David had always been such a healthy man, Bravo said. A farmworker in the almond orchards who was born in Mexico, he almost never took a day off. He was stoic, someone who would take a Tylenol for just about everything and didn't go to the doctor often. That he, of all people, would get so ill — it was a shock.
Early the morning of Aug. 6, a nurse called Bravo and said David's doctors had gone into a meeting and were going to call soon.
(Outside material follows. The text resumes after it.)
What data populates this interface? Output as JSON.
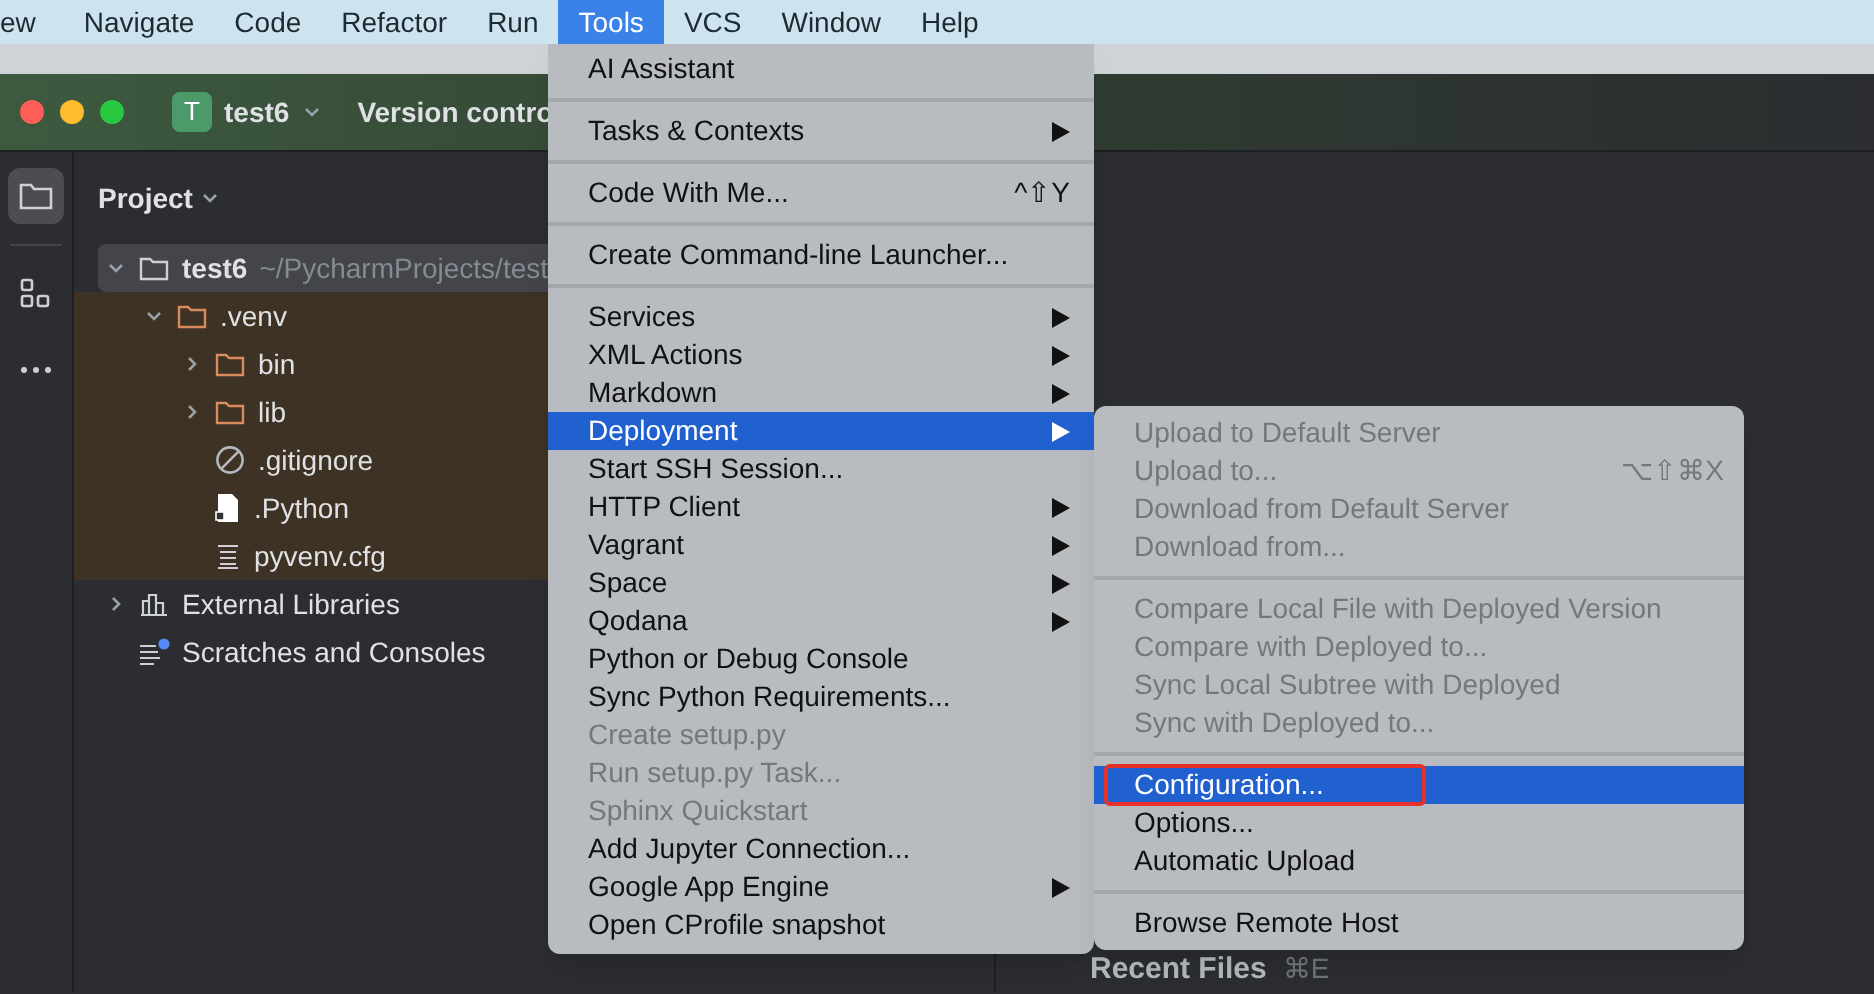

Gather the family, the nurse said.
That afternoon, as they sat on the front lawn, a doctor who had come from New York told them she had seen numerous cases like David's. None lived.
"As a medical doctor, I can say there is no hope for your dad," Bravo recalled her saying. "He will not survive. As a person, I can tell you only a miracle will save your dad."
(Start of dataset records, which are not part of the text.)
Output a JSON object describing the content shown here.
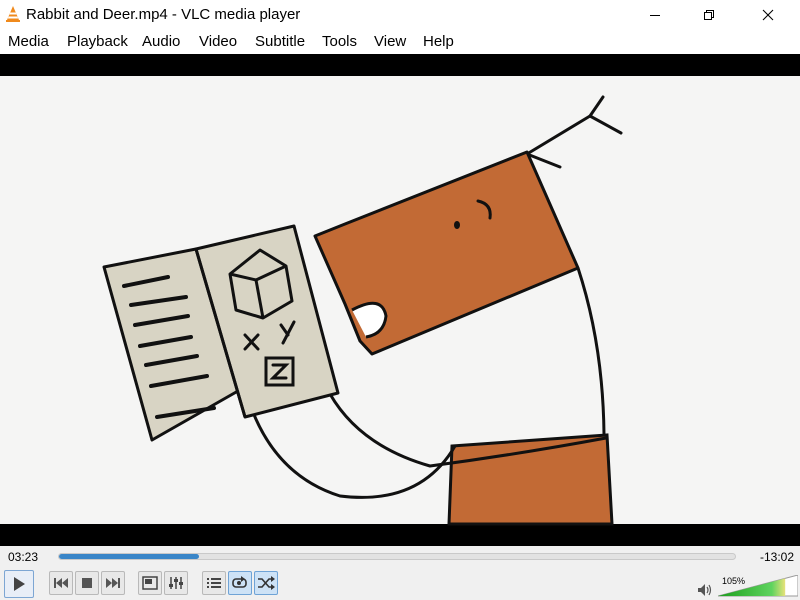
{
  "window": {
    "title": "Rabbit and Deer.mp4 - VLC media player",
    "controls": {
      "minimize_icon": "minimize-icon",
      "maximize_icon": "restore-icon",
      "close_icon": "close-icon"
    }
  },
  "menu": [
    "Media",
    "Playback",
    "Audio",
    "Video",
    "Subtitle",
    "Tools",
    "View",
    "Help"
  ],
  "player": {
    "time_elapsed": "03:23",
    "time_remaining": "-13:02",
    "progress": 0.207,
    "volume_label": "105%",
    "volume": 1.05
  },
  "controls": {
    "play": "play-icon",
    "previous": "skip-previous-icon",
    "stop": "stop-icon",
    "next": "skip-next-icon",
    "fullscreen": "fullscreen-icon",
    "extended_settings": "equalizer-icon",
    "playlist": "playlist-icon",
    "loop": "loop-icon",
    "random": "shuffle-icon",
    "mute": "speaker-icon"
  },
  "colors": {
    "accent": "#3a86c8",
    "video_letterbox": "#000000",
    "character_body": "#c26a35",
    "book_page": "#d8d4c4",
    "volume_green": "#2fbf2f"
  }
}
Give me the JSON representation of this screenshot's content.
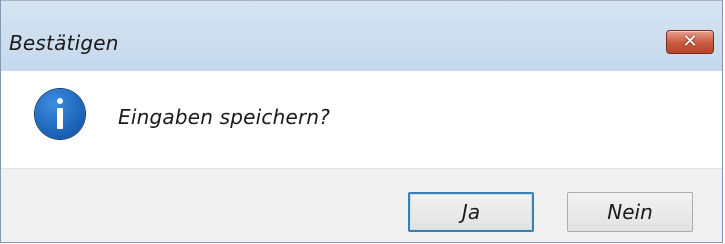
{
  "window": {
    "title": "Bestätigen",
    "close_label": "✕"
  },
  "content": {
    "icon": "info-icon",
    "message": "Eingaben speichern?"
  },
  "buttons": {
    "yes_label": "Ja",
    "no_label": "Nein"
  },
  "colors": {
    "titlebar": "#c9dcef",
    "close_button": "#c75a3f",
    "info_icon": "#1a5fb4",
    "footer": "#f0f0f0",
    "default_button_border": "#3c7fb1"
  }
}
A few hours later, they did a Zoom call with David, who was barely conscious. They said goodbye.
"The next day, when we woke up, the house was so quiet," Bravo said. "I have kids. I expected them to be playing around. No. It was empty without my dad. My sister started crying. I started crying. I said, 'My dad is going to make it.'"
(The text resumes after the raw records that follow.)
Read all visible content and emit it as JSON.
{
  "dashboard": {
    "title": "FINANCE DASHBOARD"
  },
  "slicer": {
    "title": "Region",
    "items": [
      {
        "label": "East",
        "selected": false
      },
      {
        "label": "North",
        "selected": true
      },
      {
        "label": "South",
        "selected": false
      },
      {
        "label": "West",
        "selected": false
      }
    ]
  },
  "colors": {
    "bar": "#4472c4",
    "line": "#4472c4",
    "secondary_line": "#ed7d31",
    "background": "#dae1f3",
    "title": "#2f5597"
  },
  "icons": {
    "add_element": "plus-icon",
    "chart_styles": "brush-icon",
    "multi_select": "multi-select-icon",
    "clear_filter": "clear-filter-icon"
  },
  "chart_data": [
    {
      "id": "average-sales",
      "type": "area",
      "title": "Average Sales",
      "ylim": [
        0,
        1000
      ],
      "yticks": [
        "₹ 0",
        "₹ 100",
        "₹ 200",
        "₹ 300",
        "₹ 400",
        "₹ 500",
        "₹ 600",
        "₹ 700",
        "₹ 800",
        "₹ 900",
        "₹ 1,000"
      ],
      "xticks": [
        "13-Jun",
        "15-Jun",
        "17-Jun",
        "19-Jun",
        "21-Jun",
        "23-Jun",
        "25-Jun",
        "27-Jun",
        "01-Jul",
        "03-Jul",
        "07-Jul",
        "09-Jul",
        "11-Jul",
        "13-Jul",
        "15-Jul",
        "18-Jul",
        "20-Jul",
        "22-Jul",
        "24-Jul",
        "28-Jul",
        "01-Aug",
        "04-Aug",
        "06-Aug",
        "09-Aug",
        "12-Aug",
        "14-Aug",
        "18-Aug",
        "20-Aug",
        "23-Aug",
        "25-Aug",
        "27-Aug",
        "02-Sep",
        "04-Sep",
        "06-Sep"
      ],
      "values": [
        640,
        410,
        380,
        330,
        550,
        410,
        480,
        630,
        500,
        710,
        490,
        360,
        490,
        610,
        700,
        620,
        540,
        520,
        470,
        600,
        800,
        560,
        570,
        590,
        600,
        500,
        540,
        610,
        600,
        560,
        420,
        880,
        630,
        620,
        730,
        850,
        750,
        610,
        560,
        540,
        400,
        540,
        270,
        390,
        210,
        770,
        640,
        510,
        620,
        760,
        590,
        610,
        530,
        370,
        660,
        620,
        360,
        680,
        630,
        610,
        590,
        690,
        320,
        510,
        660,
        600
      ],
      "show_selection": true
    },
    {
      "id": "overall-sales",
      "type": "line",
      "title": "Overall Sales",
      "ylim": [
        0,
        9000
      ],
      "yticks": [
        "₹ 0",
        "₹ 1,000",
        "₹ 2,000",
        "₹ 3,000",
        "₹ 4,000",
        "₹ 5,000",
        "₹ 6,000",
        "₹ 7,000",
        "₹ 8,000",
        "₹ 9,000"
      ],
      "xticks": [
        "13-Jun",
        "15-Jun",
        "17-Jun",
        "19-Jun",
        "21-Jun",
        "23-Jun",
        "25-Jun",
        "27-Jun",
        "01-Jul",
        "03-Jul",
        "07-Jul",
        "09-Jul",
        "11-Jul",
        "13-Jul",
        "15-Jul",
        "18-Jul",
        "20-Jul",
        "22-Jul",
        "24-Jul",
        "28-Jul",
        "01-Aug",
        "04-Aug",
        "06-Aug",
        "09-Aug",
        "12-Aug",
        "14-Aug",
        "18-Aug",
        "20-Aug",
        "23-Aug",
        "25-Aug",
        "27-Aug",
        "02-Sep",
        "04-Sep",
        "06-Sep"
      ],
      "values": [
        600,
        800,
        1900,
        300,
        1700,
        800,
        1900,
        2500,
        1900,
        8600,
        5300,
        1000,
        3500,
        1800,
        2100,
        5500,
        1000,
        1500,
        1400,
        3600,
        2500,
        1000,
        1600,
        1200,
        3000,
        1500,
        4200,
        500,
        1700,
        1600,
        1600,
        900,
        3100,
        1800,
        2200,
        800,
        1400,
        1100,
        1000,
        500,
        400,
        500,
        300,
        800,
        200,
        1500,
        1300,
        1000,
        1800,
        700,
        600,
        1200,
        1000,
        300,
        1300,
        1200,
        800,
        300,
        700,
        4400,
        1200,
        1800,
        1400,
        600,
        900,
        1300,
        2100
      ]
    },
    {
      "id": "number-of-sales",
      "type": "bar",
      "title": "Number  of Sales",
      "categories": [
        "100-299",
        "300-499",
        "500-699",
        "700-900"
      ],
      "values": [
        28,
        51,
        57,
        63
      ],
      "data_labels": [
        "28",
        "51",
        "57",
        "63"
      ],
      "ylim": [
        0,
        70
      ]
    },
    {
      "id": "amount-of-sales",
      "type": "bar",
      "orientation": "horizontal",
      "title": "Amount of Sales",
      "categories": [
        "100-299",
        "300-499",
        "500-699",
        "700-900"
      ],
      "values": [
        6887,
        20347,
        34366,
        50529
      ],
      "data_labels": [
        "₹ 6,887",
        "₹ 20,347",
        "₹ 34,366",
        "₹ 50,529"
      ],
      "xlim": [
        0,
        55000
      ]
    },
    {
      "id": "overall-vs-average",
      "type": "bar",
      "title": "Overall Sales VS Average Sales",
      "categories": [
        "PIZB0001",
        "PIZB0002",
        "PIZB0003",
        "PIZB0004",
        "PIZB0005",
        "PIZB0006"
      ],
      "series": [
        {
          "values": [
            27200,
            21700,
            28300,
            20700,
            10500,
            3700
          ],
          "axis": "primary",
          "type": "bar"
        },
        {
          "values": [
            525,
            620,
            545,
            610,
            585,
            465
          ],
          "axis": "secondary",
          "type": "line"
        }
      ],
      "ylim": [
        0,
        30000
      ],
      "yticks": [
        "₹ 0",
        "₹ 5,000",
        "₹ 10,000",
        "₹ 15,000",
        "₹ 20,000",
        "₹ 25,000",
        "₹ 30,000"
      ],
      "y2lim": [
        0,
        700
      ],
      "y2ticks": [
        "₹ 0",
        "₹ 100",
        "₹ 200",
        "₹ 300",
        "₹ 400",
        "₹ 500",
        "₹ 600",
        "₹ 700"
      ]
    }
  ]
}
They went to church and prayed. They were standing outside when the doctor called, shocked: David had stopped bleeding overnight. His fever was gone. He was breathing more on his own.
After 48 days in the ICU — half of them on a ventilator — David was taken to a long-term acute care hospital in Sonoma County, where he spent about a month gaining his strength. His family couldn't visit his room but would drive more than three hours to spend a few minutes outside his window, waving.
When she first saw him, Bravo did not recognize her father. He had lost half his body weight.
"He is a miracle," said Alisa Nelson, a registered nurse at the Sonoma County hospital. He was one of her first COVID patients. "To see him progress from coming in on a vent, to literally walking out of the hospital — we don't see that."
David said that when he woke up from his coma, he did not know if his youngest daughter had survived. When the nurses told him it was September, he was stunned.
"I've been asleep this whole time?" he asked.
At one point, Vanessa made a desperate promise to God: If her father came home, she would shave her long, thick brown hair, which her father adored.
David came home Sept. 25. On Vanessa's birthday, Sept. 30, David shaved her head. He wept.
More than four months later, David still uses a portable oxygen tank. After weeks on a ventilator, his voice is now a higher pitch, and his laugh is different.
The family has placed chairs all over their property. To rebuild the muscle that withered away, David walks, then rests. Walks, then rests.
Bravo wants to start a foundation, something to get warm food to other local families stricken with COVID. When they were sick, people left meals at the end of their driveway — a perk of living in a small town where word gets around fast.
On her iPhone, she keeps a list of more than four dozen nurses and secretaries who took care of her family. Every day, she prays for each of them by name.
Remembering the vinca that fell at her feet, she says for them the prayer of St. Therese of Lisieux, who died at age 24 from tuberculosis and is called the Little Flower.
O Little Therese of the Child Jesus, please pick for me a rose from the heavenly gardens and send it ... as a message of love.
Ashley is finishing her senior year virtually, even though her school has resumed in-person classes.
She doesn't leave home much because she doesn't want to get sick again. She has withdrawn from social media to focus on herself.
She is haunted by the memory of waking up to find her hands restrained so she wouldn't pull the tube out of her throat. She can still hear the heart monitor beside her bed, its beeps speeding up as she started to panic.
"There are times where I have flashbacks where I'm still in the hospital," she said. "Sometimes, I'm just staring. Spacing out. I see it. I'm there. Back in the bed again."
Times staff writer Sean Greene contributed to this report.